FDA Approves Olaparib for First-Line Maintenance of BRCA-Mutated, Advanced Ovarian Cancer
Posted: Thursday, December 20, 2018
On December 19, 2018, the U.S. Food and Drug Administration (FDA) approved the PARP inhibitor olaparib (Lynparza) for the maintenance treatment of adult patients with deleterious or suspected deleterious germline or somatic BRCA-mutated advanced epithelial ovarian, fallopian tube, or primary peritoneal cancer who are in complete or partial response to first-line platinum-based chemotherapy. Patients with germline BRCA-mutated advanced epithelial ovarian, fallopian tube or primary peritoneal cancer should be selected for therapy based on an FDA-approved companion diagnostic.
Approval was based on the SOLO-1 trial (ClinicalTrials.gov identifier NCT01844986), a randomized, double-blind, placebo-controlled, multicenter trial that compared the efficacy of olaparib with placebo in patients with BRCA-mutated advanced ovarian, fallopian tube, or primary peritoneal cancer after first-line platinum-based chemotherapy. Patients were randomly assigned to receive olaparib tablets at 300 mg orally twice daily (n = 260) or placebo (n = 131).
The trial demonstrated a statistically significant improvement in investigator-assessed progression-free survival for olaparib compared with placebo. The estimated median progression-free survival was not reached in the olaparib arm and was 13.8 months in the placebo arm.

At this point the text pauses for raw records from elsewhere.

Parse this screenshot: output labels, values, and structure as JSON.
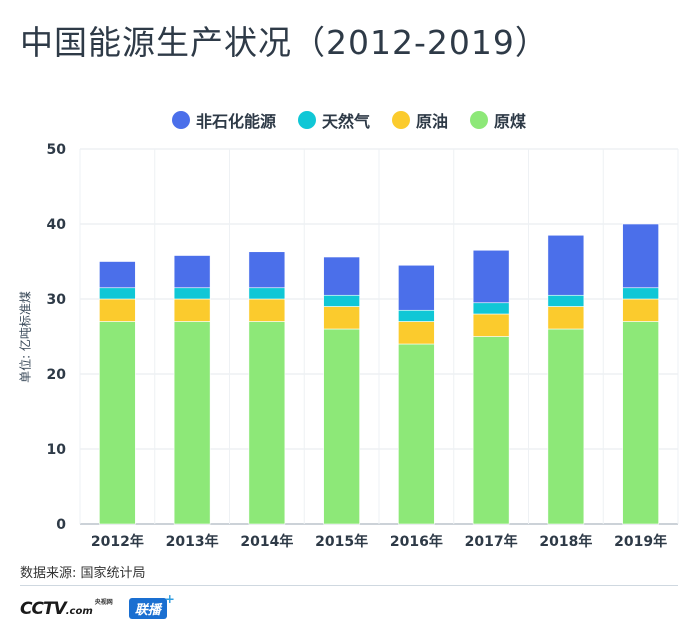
{
  "title": "中国能源生产状况（2012-2019）",
  "legend": [
    {
      "label": "非石化能源",
      "color": "#4b6fea"
    },
    {
      "label": "天然气",
      "color": "#10c7d6"
    },
    {
      "label": "原油",
      "color": "#fbcb2d"
    },
    {
      "label": "原煤",
      "color": "#8de878"
    }
  ],
  "source": "数据来源: 国家统计局",
  "logos": {
    "cctv_text": "CCTV",
    "cctv_suffix": ".com",
    "cctv_cn": "央视网",
    "lianbo_text": "联播"
  },
  "chart_data": {
    "type": "bar",
    "stacked": true,
    "title": "中国能源生产状况（2012-2019）",
    "xlabel": "",
    "ylabel": "单位: 亿吨标准煤",
    "ylim": [
      0,
      50
    ],
    "yticks": [
      0,
      10,
      20,
      30,
      40,
      50
    ],
    "grid": true,
    "legend_position": "top-center",
    "categories": [
      "2012年",
      "2013年",
      "2014年",
      "2015年",
      "2016年",
      "2017年",
      "2018年",
      "2019年"
    ],
    "series": [
      {
        "name": "原煤",
        "color": "#8de878",
        "values": [
          27,
          27,
          27,
          26,
          24,
          25,
          26,
          27
        ]
      },
      {
        "name": "原油",
        "color": "#fbcb2d",
        "values": [
          3,
          3,
          3,
          3,
          3,
          3,
          3,
          3
        ]
      },
      {
        "name": "天然气",
        "color": "#10c7d6",
        "values": [
          1.5,
          1.5,
          1.5,
          1.5,
          1.5,
          1.5,
          1.5,
          1.5
        ]
      },
      {
        "name": "非石化能源",
        "color": "#4b6fea",
        "values": [
          3.5,
          4.3,
          4.8,
          5.1,
          6,
          7,
          8,
          8.5
        ]
      }
    ]
  }
}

The most common adverse reactions of any grade occurring in patients who received olaparib in the SOLO-1 trial were nausea, fatigue, abdominal pain, vomiting, anemia, diarrhea, upper respiratory tract infection/influenza/nasopharyngitis/bronchitis, constipation, dysgeusia, decreased appetite, dizziness, neutropenia, dyspepsia, dyspnea, urinary tract infection, leukopenia, thrombocytopenia, and stomatitis.

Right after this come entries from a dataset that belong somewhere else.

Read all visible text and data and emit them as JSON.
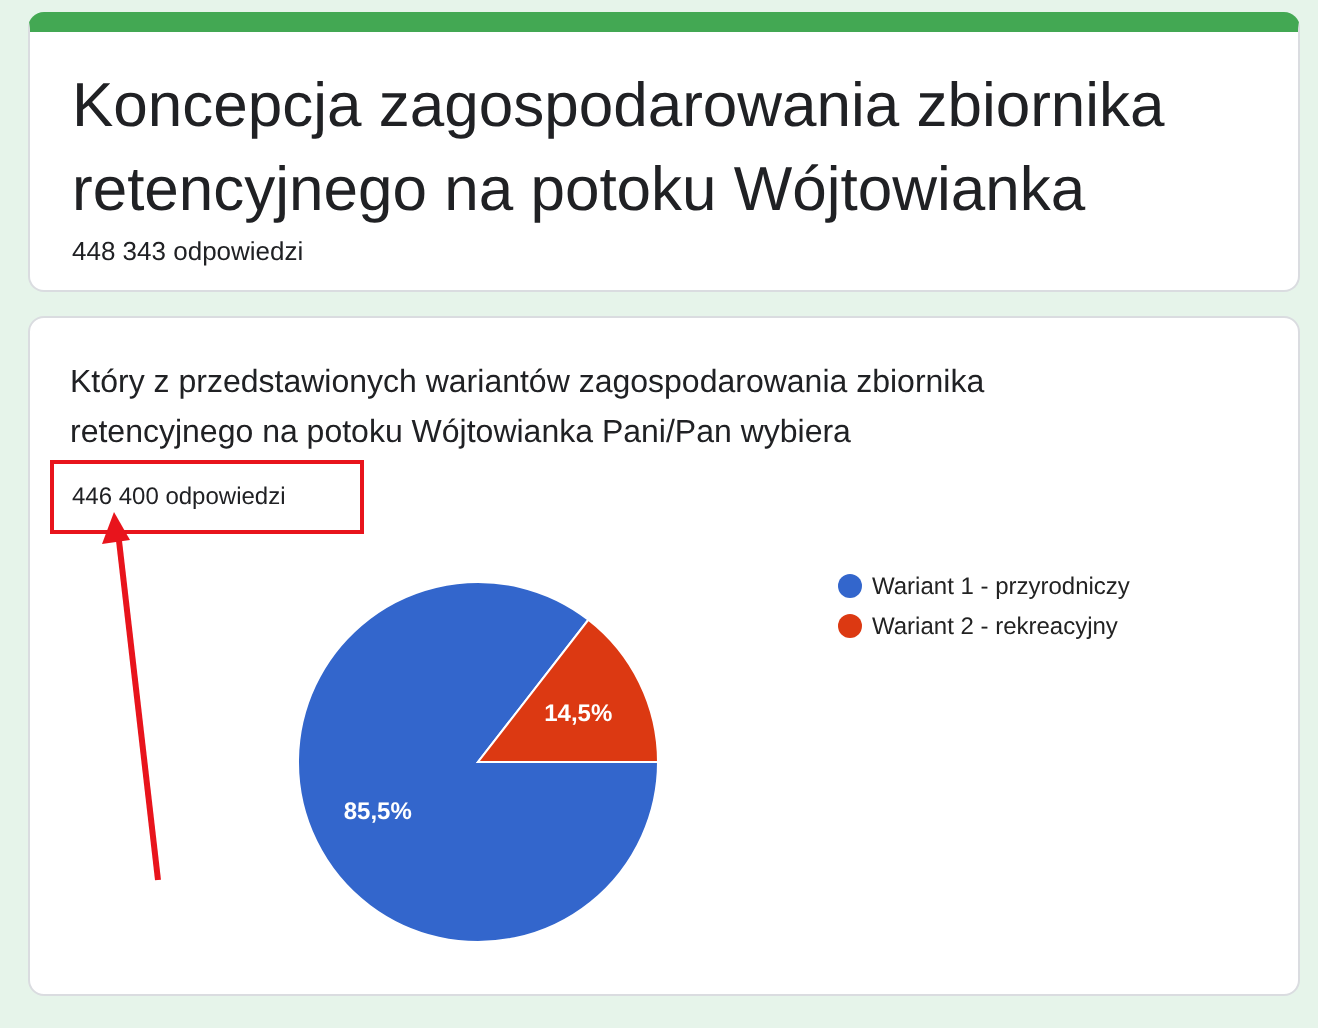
{
  "chart_data": {
    "type": "pie",
    "title": "Koncepcja zagospodarowania zbiornika retencyjnego na potoku Wójtowianka",
    "subtitle": "Który z przedstawionych wariantów zagospodarowania zbiornika retencyjnego na potoku Wójtowianka Pani/Pan wybiera",
    "annotations": [
      "448 343 odpowiedzi",
      "446 400 odpowiedzi"
    ],
    "categories": [
      "Wariant 1 - przyrodniczy",
      "Wariant 2 - rekreacyjny"
    ],
    "values": [
      85.5,
      14.5
    ],
    "colors": [
      "#3366cc",
      "#dc3912"
    ],
    "value_labels": [
      "85,5%",
      "14,5%"
    ],
    "legend": "right"
  }
}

The FDA also approved BRACAnalysis CDx to be used by health-care professionals to identify patients with advanced ovarian cancer who have a germline BRCA mutation and are eligible for olaparib following response to platinum-based chemotherapy. The effectiveness of the BRACAnalysis CDx test was based on the SOLO-1 trial population, for whom deleterious or suspected deleterious germline BRCA-mutant status was confirmed with either prospective or retrospective testing with the BRACAnalysis CDx test.